The ingestion pipeline (Code Fragment T.4.8 above) chunks documents with PySpark, writes chunks to a Delta table, and lets Vector Search handle embedding and indexing automatically.

The RAG chain itself (Code Fragment T.4.9 above) is a Python function wrapped as a pyfunc MLflow model. This makes it deployable to any MLflow-compatible endpoint, including Databricks Model Serving.

Key Insight

Wrapping the RAG chain as an MLflow pyfunc model provides more than just deployment convenience. It enables mlflow.evaluate() to run the full chain end-to-end against a labeled evaluation set, measuring retrieval quality (context recall, context precision) and generation quality (faithfulness, answer relevance) in one call. Evaluation with structured metrics is covered in Chapter 29.

Summary

Databricks provides a vertically integrated path from raw data to deployed AI application.
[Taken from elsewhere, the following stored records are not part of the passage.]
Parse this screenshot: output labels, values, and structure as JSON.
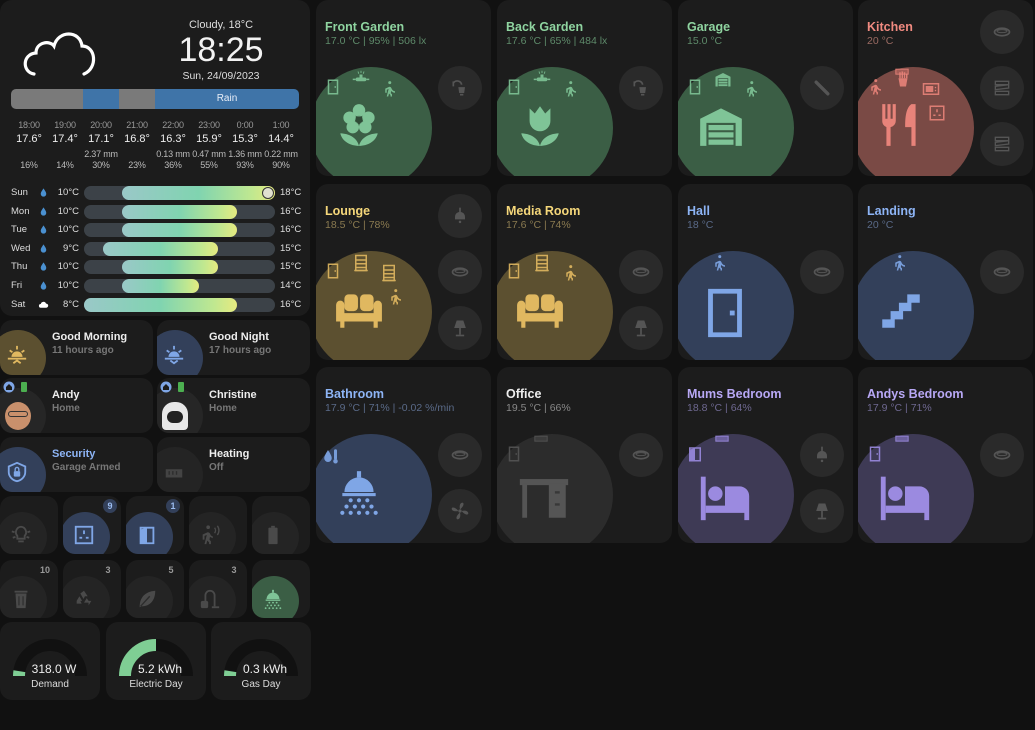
{
  "weather": {
    "condition": "Cloudy, 18°C",
    "time": "18:25",
    "date": "Sun, 24/09/2023",
    "icon": "cloud-icon",
    "precip_bar": [
      {
        "state": "dry",
        "from": 0,
        "to": 25
      },
      {
        "state": "rain",
        "from": 25,
        "to": 37.5
      },
      {
        "state": "dry",
        "from": 37.5,
        "to": 50
      },
      {
        "state": "rain",
        "from": 50,
        "to": 100,
        "label": "Rain"
      }
    ],
    "hourly": [
      {
        "time": "18:00",
        "temp": "17.6°",
        "mm": "",
        "prob": "16%"
      },
      {
        "time": "19:00",
        "temp": "17.4°",
        "mm": "",
        "prob": "14%"
      },
      {
        "time": "20:00",
        "temp": "17.1°",
        "mm": "2.37 mm",
        "prob": "30%"
      },
      {
        "time": "21:00",
        "temp": "16.8°",
        "mm": "",
        "prob": "23%"
      },
      {
        "time": "22:00",
        "temp": "16.3°",
        "mm": "0.13 mm",
        "prob": "36%"
      },
      {
        "time": "23:00",
        "temp": "15.9°",
        "mm": "0.47 mm",
        "prob": "55%"
      },
      {
        "time": "0:00",
        "temp": "15.3°",
        "mm": "1.36 mm",
        "prob": "93%"
      },
      {
        "time": "1:00",
        "temp": "14.4°",
        "mm": "0.22 mm",
        "prob": "90%"
      }
    ],
    "daily_range": [
      8,
      18
    ],
    "daily": [
      {
        "day": "Sun",
        "icon": "rain-drop-icon",
        "low": "10°C",
        "high": "18°C",
        "lo": 10,
        "hi": 18,
        "current": 18
      },
      {
        "day": "Mon",
        "icon": "rain-drop-icon",
        "low": "10°C",
        "high": "16°C",
        "lo": 10,
        "hi": 16
      },
      {
        "day": "Tue",
        "icon": "rain-drop-icon",
        "low": "10°C",
        "high": "16°C",
        "lo": 10,
        "hi": 16
      },
      {
        "day": "Wed",
        "icon": "rain-drop-icon",
        "low": "9°C",
        "high": "15°C",
        "lo": 9,
        "hi": 15
      },
      {
        "day": "Thu",
        "icon": "rain-drop-icon",
        "low": "10°C",
        "high": "15°C",
        "lo": 10,
        "hi": 15
      },
      {
        "day": "Fri",
        "icon": "rain-drop-icon",
        "low": "10°C",
        "high": "14°C",
        "lo": 10,
        "hi": 14
      },
      {
        "day": "Sat",
        "icon": "cloud-icon",
        "low": "8°C",
        "high": "16°C",
        "lo": 8,
        "hi": 16
      }
    ]
  },
  "colors": {
    "green": "#7fc497",
    "red": "#e8837a",
    "yellow": "#e0b860",
    "blue": "#7fa6e6",
    "purple": "#9b8ae0",
    "grey": "#5a5a5a"
  },
  "status_cards": [
    {
      "title": "Good Morning",
      "sub": "11 hours ago",
      "icon": "sunrise-icon",
      "color": "yellow"
    },
    {
      "title": "Good Night",
      "sub": "17 hours ago",
      "icon": "sunset-icon",
      "color": "blue"
    },
    {
      "title": "Andy",
      "sub": "Home",
      "icon": "avatar",
      "color": "none"
    },
    {
      "title": "Christine",
      "sub": "Home",
      "icon": "avatar",
      "color": "none"
    },
    {
      "title": "Security",
      "sub": "Garage Armed",
      "icon": "shield-lock-icon",
      "color": "blue"
    },
    {
      "title": "Heating",
      "sub": "Off",
      "icon": "radiator-icon",
      "color": "grey"
    }
  ],
  "small_tiles": [
    {
      "icon": "lightbulb-group-icon",
      "badge": "",
      "active": ""
    },
    {
      "icon": "socket-icon",
      "badge": "9",
      "active": "blue"
    },
    {
      "icon": "door-open-icon",
      "badge": "1",
      "active": "blue"
    },
    {
      "icon": "motion-sensor-icon",
      "badge": "",
      "active": ""
    },
    {
      "icon": "battery-icon",
      "badge": "",
      "active": ""
    },
    {
      "icon": "trash-icon",
      "badge": "10",
      "active": ""
    },
    {
      "icon": "recycle-icon",
      "badge": "3",
      "active": ""
    },
    {
      "icon": "leaf-icon",
      "badge": "5",
      "active": ""
    },
    {
      "icon": "vacuum-icon",
      "badge": "3",
      "active": ""
    },
    {
      "icon": "shower-icon",
      "badge": "",
      "active": "green"
    }
  ],
  "gauges": [
    {
      "value": "318.0 W",
      "label": "Demand",
      "level": 0.05
    },
    {
      "value": "5.2 kWh",
      "label": "Electric Day",
      "level": 0.5
    },
    {
      "value": "0.3 kWh",
      "label": "Gas Day",
      "level": 0.05
    }
  ],
  "rooms": [
    {
      "name": "Front Garden",
      "sub": "17.0 °C | 95% | 506 lx",
      "color": "green",
      "icon": "flower-icon",
      "sensors": [
        "door-icon",
        "sprinkler-icon",
        "walk-icon"
      ],
      "buttons": [
        "outdoor-lamp-icon"
      ]
    },
    {
      "name": "Back Garden",
      "sub": "17.6 °C | 65% | 484 lx",
      "color": "green",
      "icon": "tulip-icon",
      "sensors": [
        "door-icon",
        "sprinkler-icon",
        "walk-icon"
      ],
      "buttons": [
        "outdoor-lamp-icon"
      ]
    },
    {
      "name": "Garage",
      "sub": "15.0 °C",
      "color": "green",
      "icon": "garage-icon",
      "sensors": [
        "door-icon",
        "garage-icon",
        "walk-icon"
      ],
      "buttons": [
        "light-tube-icon"
      ]
    },
    {
      "name": "Kitchen",
      "sub": "20 °C",
      "color": "red",
      "icon": "cutlery-icon",
      "sensors": [
        "heater-icon",
        "walk-icon",
        "fries-icon",
        "microwave-icon",
        "socket-icon"
      ],
      "buttons": [
        "ceiling-light-icon",
        "light-strip-icon",
        "light-strip-icon"
      ]
    },
    {
      "name": "Lounge",
      "sub": "18.5 °C | 78%",
      "color": "yellow",
      "icon": "sofa-icon",
      "sensors": [
        "door-icon",
        "blinds-icon",
        "blinds-icon",
        "walk-icon"
      ],
      "buttons": [
        "pendant-light-icon",
        "ceiling-light-icon",
        "floor-lamp-icon"
      ]
    },
    {
      "name": "Media Room",
      "sub": "17.6 °C | 74%",
      "color": "yellow",
      "icon": "sofa-icon",
      "sensors": [
        "door-icon",
        "blinds-icon",
        "walk-icon"
      ],
      "buttons": [
        "ceiling-light-icon",
        "floor-lamp-icon"
      ]
    },
    {
      "name": "Hall",
      "sub": "18 °C",
      "color": "blue",
      "icon": "door-icon",
      "sensors": [
        "walk-icon"
      ],
      "buttons": [
        "ceiling-light-icon"
      ]
    },
    {
      "name": "Landing",
      "sub": "20 °C",
      "color": "blue",
      "icon": "stairs-icon",
      "sensors": [
        "walk-icon"
      ],
      "buttons": [
        "ceiling-light-icon"
      ]
    },
    {
      "name": "Bathroom",
      "sub": "17.9 °C | 71% | -0.02 %/min",
      "color": "blue",
      "icon": "shower-icon",
      "sensors": [
        "humidity-icon"
      ],
      "buttons": [
        "ceiling-light-icon",
        "fan-icon"
      ]
    },
    {
      "name": "Office",
      "sub": "19.5 °C | 66%",
      "color": "grey",
      "icon": "desk-icon",
      "sensors": [
        "heater-icon",
        "door-icon"
      ],
      "buttons": [
        "ceiling-light-icon"
      ]
    },
    {
      "name": "Mums Bedroom",
      "sub": "18.8 °C | 64%",
      "color": "purple",
      "icon": "bed-icon",
      "sensors": [
        "heater-icon",
        "door-open-icon"
      ],
      "buttons": [
        "pendant-light-icon",
        "floor-lamp-icon"
      ]
    },
    {
      "name": "Andys Bedroom",
      "sub": "17.9 °C | 71%",
      "color": "purple",
      "icon": "bed-icon",
      "sensors": [
        "heater-icon",
        "door-icon"
      ],
      "buttons": [
        "ceiling-light-icon"
      ]
    }
  ]
}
Mosaic AI handles distributed training and managed fine-tuning, with MLflow capturing every experiment for reproducibility (see Appendix R). Foundation Model APIs give pay-per-token access to hosted open-weight models using the familiar OpenAI interface, with provisioned throughput available for latency-sensitive workloads. AI Functions bring LLM calls into SQL, making it practical to enrich data at ingestion time inside Delta Live Tables pipelines (see Section T.2). MLflow Evaluate provides LLM-specific metrics for comparing model versions before promotion through the Unity Catalog Model Registry. Vector Search adds a managed retrieval layer that auto-syncs with source Delta tables, removing the need for a separate vector database in most RAG architectures. Finally, all these components compose naturally into end-to-end RAG applications that are deployed, versioned, and evaluated entirely within the Lakehouse, as detailed in Chapter 20 and the evaluation framework of Chapter 29.